Das Programm verfolgt das Ziel, den eklatanten Problemlagen von Teilen der Kinder und Jugendlichen in Grünau präventiv zu begegnen. Es muss folgende Punkte enthalten:
- In 4 von 19 Grünauer Kindertagesstätten mit dem höchsten durch die Stadtverwaltung zu ermittelnden Belastungsindex zum Stichtag 01.09.2023 erfolgt spätestens mit dem Beginn des Leipziger Handlungsprogramms „Rückenwind für Grünau“ zum 01.01.2024 eine Verbesserung der Personalausstattung durch eine Verdopplung des Soll-Personalschlüssels während der pädagogischen Kernzeiten für eine bedarfsgerechtere Bildungsbegleitung. Mindestens zwei Kindertageseinrichtungen sollen kommunale Einrichtungen sein. In die Auswahl der Kindertageseinrichtungen werden bereits bestehende fachliche Ansätze z.B. zur Sprachförderung, transkulturellen Bildung, Elternarbeit, Frühförderung etc. einbezogen.
- An den gleichen 4 Kindertageseinrichtungen gemäß Beschlusspunkt 1 erfolgt mit Beginn des Haushaltsjahres 2024 eine Erhöhung der Sachkostenausstattung um 200 € pro Kind und Jahr, um Teilhabechancen an kultureller Bildung sowie an bewegungs- und sprachfördernden Angeboten zu verbessern.
- Die Steuerung des Programms erfolgt durch das Amt für Jugend und Familie. Im Jugendhilfeausschuss ist regelmäßig zur Auswahl der KITAS und zum Fortschritt der Umsetzung zu berichten.
- Als Sofortmaßnahme wird ab Beschlusszeitpunkt die personelle Besetzung des präventiv aufsuchend arbeitenden Teams (PAAT) für die ASD-Teams West I und II um je eine Vollzeitstelle aufgestockt und der Fallzahlenschlüssel des Grünauer ASD auf 1:40 durch eine entsprechende Personalzuführung herabgesenkt.
- Der Oberbürgermeister wird zusätzlich mit der Erarbeitung eines Konzeptes für eine turnusmäßige interne und externe dokumentierende Evaluation der Wirkungen der Maßnahme aus Beschlusspunkt 1 beauftragt. Es sind Kennzahlensysteme zu erarbeiten. Diese sind als Wirkungsevaluation gemeinsam mit dem Kinder- und Jugendärztlichen Dienst des Gesundheitsamtes und einem Forschungs- und Entwicklungsinstitut zu entwickeln und dem Stadtrat bis zum 30.06.2024 vorzulegen.

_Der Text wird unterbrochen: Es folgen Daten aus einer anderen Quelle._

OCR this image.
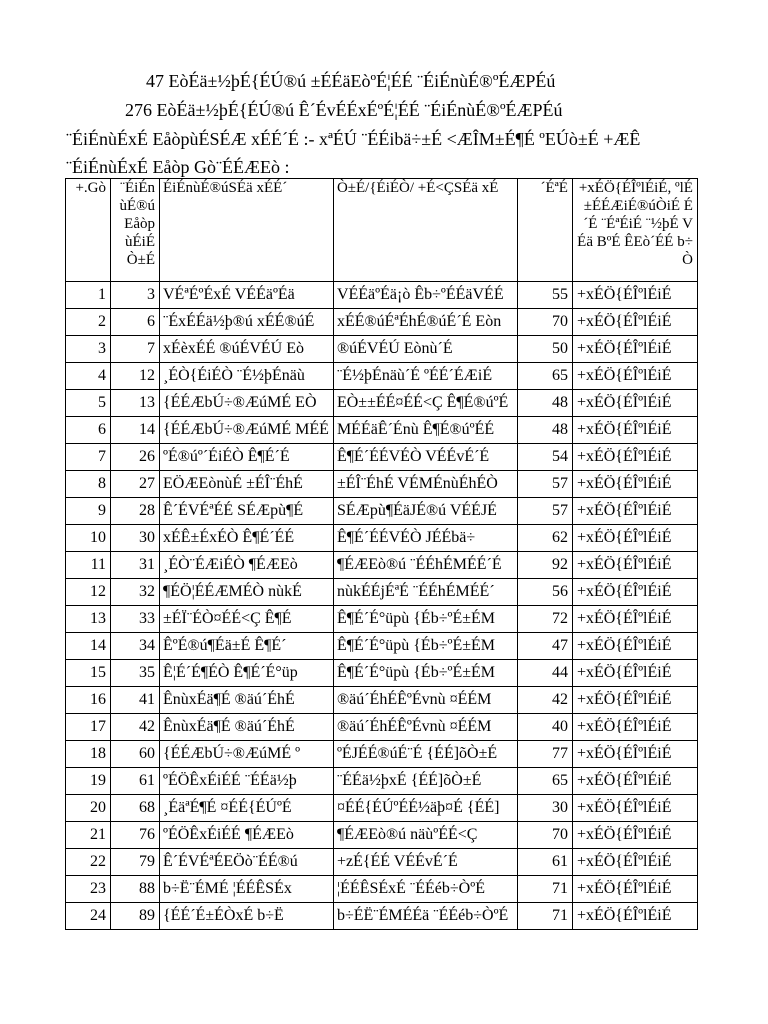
47 EòÉä±½þÉ{ÉÚ®ú ±ÉÉäEòºÉ¦ÉÉ ¨ÉiÉnùÉ®ºÉÆPÉú
276 EòÉä±½þÉ{ÉÚ®ú Ê´ÉvÉÉxÉºÉ¦ÉÉ ¨ÉiÉnùÉ®ºÉÆPÉú
¨ÉiÉnùÉxÉ EåòpùÉSÉÆ xÉÉ´É :- xªÉÚ ¨ÉÉibä÷±É <ÆÎM±É¶É ºEÚò±É +ÆÊ
¨ÉiÉnùÉxÉ Eåòp Gò¨ÉÉÆEò :
+.Gò	¨ÉiÉnùÉ®ú Eåòp ùÉiÉ Ò±É	ÉiÉnùÉ®úSÉä xÉÉ´	Ò±É/{ÉiÉÒ/ +É<ÇSÉä xÉ	´ÉªÉ	+xÉÖ{ÉÎºlÉiÉ, ºlÉ±ÉÉÆiÉ®úÒiÉ É ´É ¨ÉªÉiÉ ¨½þÉ VÉä BºÉ ÊEò´ÉÉ b÷Ò
1	3	VÉªÉºÉxÉ VÉÉäºÉä	VÉÉäºÉä¡ò Êb÷ºÉÉäVÉÉ	55	+xÉÖ{ÉÎºlÉiÉ
2	6	¨ÉxÉÉä½þ®ú xÉÉ®úÉ	xÉÉ®úÉªÉhÉ®úÉ´É Eòn	70	+xÉÖ{ÉÎºlÉiÉ
3	7	xÉèxÉÉ ®úÉVÉÚ Eò	®úÉVÉÚ Eònù´É	50	+xÉÖ{ÉÎºlÉiÉ
4	12	¸ÉÒ{ÉiÉÒ ¨É½þÉnäù	¨É½þÉnäù´É ºÉÉ´ÉÆiÉ	65	+xÉÖ{ÉÎºlÉiÉ
5	13	{ÉÉÆbÚ÷®ÆúMÉ EÒ	EÒ±±ÉÉ¤ÉÉ<Ç Ê¶É®úºÉ	48	+xÉÖ{ÉÎºlÉiÉ
6	14	{ÉÉÆbÚ÷®ÆúMÉ MÉÉ	MÉÉäÊ´Énù Ê¶É®úºÉÉ	48	+xÉÖ{ÉÎºlÉiÉ
7	26	ºÉ®úº´ÉiÉÒ Ê¶É´É	Ê¶É´ÉÉVÉÒ VÉÉvÉ´É	54	+xÉÖ{ÉÎºlÉiÉ
8	27	EÖÆEònùÉ ±ÉÎ¨ÉhÉ	±ÉÎ¨ÉhÉ VÉMÉnùÉhÉÒ	57	+xÉÖ{ÉÎºlÉiÉ
9	28	Ê´ÉVÉªÉÉ SÉÆpù¶É	SÉÆpù¶ÉäJÉ®ú VÉÉJÉ	57	+xÉÖ{ÉÎºlÉiÉ
10	30	xÉÊ±ÉxÉÒ Ê¶É´ÉÉ	Ê¶É´ÉÉVÉÒ JÉÉbä÷	62	+xÉÖ{ÉÎºlÉiÉ
11	31	¸ÉÒ¨ÉÆiÉÒ ¶ÉÆEò	¶ÉÆEò®ú ¨ÉÉhÉMÉÉ´É	92	+xÉÖ{ÉÎºlÉiÉ
12	32	¶ÉÖ¦ÉÉÆMÉÒ nùkÉ	nùkÉÉjÉªÉ ¨ÉÉhÉMÉÉ´	56	+xÉÖ{ÉÎºlÉiÉ
13	33	±ÉÏ¨ÉÒ¤ÉÉ<Ç Ê¶É	Ê¶É´É°üpù {Éb÷ºÉ±ÉM	72	+xÉÖ{ÉÎºlÉiÉ
14	34	ÊºÉ®ú¶Éä±É Ê¶É´	Ê¶É´É°üpù {Éb÷ºÉ±ÉM	47	+xÉÖ{ÉÎºlÉiÉ
15	35	Ê¦É´É¶ÉÒ Ê¶É´É°üp	Ê¶É´É°üpù {Éb÷ºÉ±ÉM	44	+xÉÖ{ÉÎºlÉiÉ
16	41	ÊnùxÉä¶É ®äú´ÉhÉ	®äú´ÉhÉÊºÉvnù ¤ÉÉM	42	+xÉÖ{ÉÎºlÉiÉ
17	42	ÊnùxÉä¶É ®äú´ÉhÉ	®äú´ÉhÉÊºÉvnù ¤ÉÉM	40	+xÉÖ{ÉÎºlÉiÉ
18	60	{ÉÉÆbÚ÷®ÆúMÉ º	ºÉJÉÉ®úÉ¨É {ÉÉ]õÒ±É	77	+xÉÖ{ÉÎºlÉiÉ
19	61	ºÉÖÊxÉiÉÉ ¨ÉÉä½þ	¨ÉÉä½þxÉ {ÉÉ]õÒ±É	65	+xÉÖ{ÉÎºlÉiÉ
20	68	¸ÉäªÉ¶É ¤ÉÉ{ÉÚºÉ	¤ÉÉ{ÉÚºÉÉ½äþ¤É {ÉÉ]	30	+xÉÖ{ÉÎºlÉiÉ
21	76	ºÉÖÊxÉiÉÉ ¶ÉÆEò	¶ÉÆEò®ú näùºÉÉ<Ç	70	+xÉÖ{ÉÎºlÉiÉ
22	79	Ê´ÉVÉªÉEÖò¨ÉÉ®ú	+zÉ{ÉÉ VÉÉvÉ´É	61	+xÉÖ{ÉÎºlÉiÉ
23	88	b÷Ë¨ÉMÉ ¦ÉÉÊSÉx	¦ÉÉÊSÉxÉ ¨ÉÉéb÷ÒºÉ	71	+xÉÖ{ÉÎºlÉiÉ
24	89	{ÉÉ´É±ÉÒxÉ b÷Ë	b÷ÉË¨ÉMÉÉä ¨ÉÉéb÷ÒºÉ	71	+xÉÖ{ÉÎºlÉiÉ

- Das Gesundheitsamt sichert eine Erhöhung der Teilnahme an den U-Untersuchungen, bspw. durch zusätzliche sozialräumliche konzertierte Informations- und Motivationsaktionen und berichtet einmal jährlich dem Stadtrat.
- Die Mittel für das Programm „Rückenwind für Grünau“ inklusive der Evaluation durch ein externes Institut sind im Haushalt für die Jahre bis 2027 einzustellen.
Begründung:
Bildungserfolg und die daraus resultierenden Lebensperspektiven variieren stark, je nach stadt- bzw. sozialräumlicher Lage, wie die Anfrage 08470 und der Bildungs- und Sozialreport deutlich macht. Auch bei den Bildungsempfehlungen für den Besuch der weiterführenden Bildungsformen gibt es starke sozialräumliche Unterschiede. Die Gymnasialempfehlungen sind in Leipzig immer noch von Entwicklungsraum und vom Wohnort bestimmt. Die Förderung von Bildungsgerechtigkeit muss in sozialbenachteiligten Planungsräumen jedoch bereits in der Krippe beginnen, da die Fähigkeit zur Kompensation von Bildungsbenachteiligung mit zunehmendem Lebensalter deutlich abnimmt.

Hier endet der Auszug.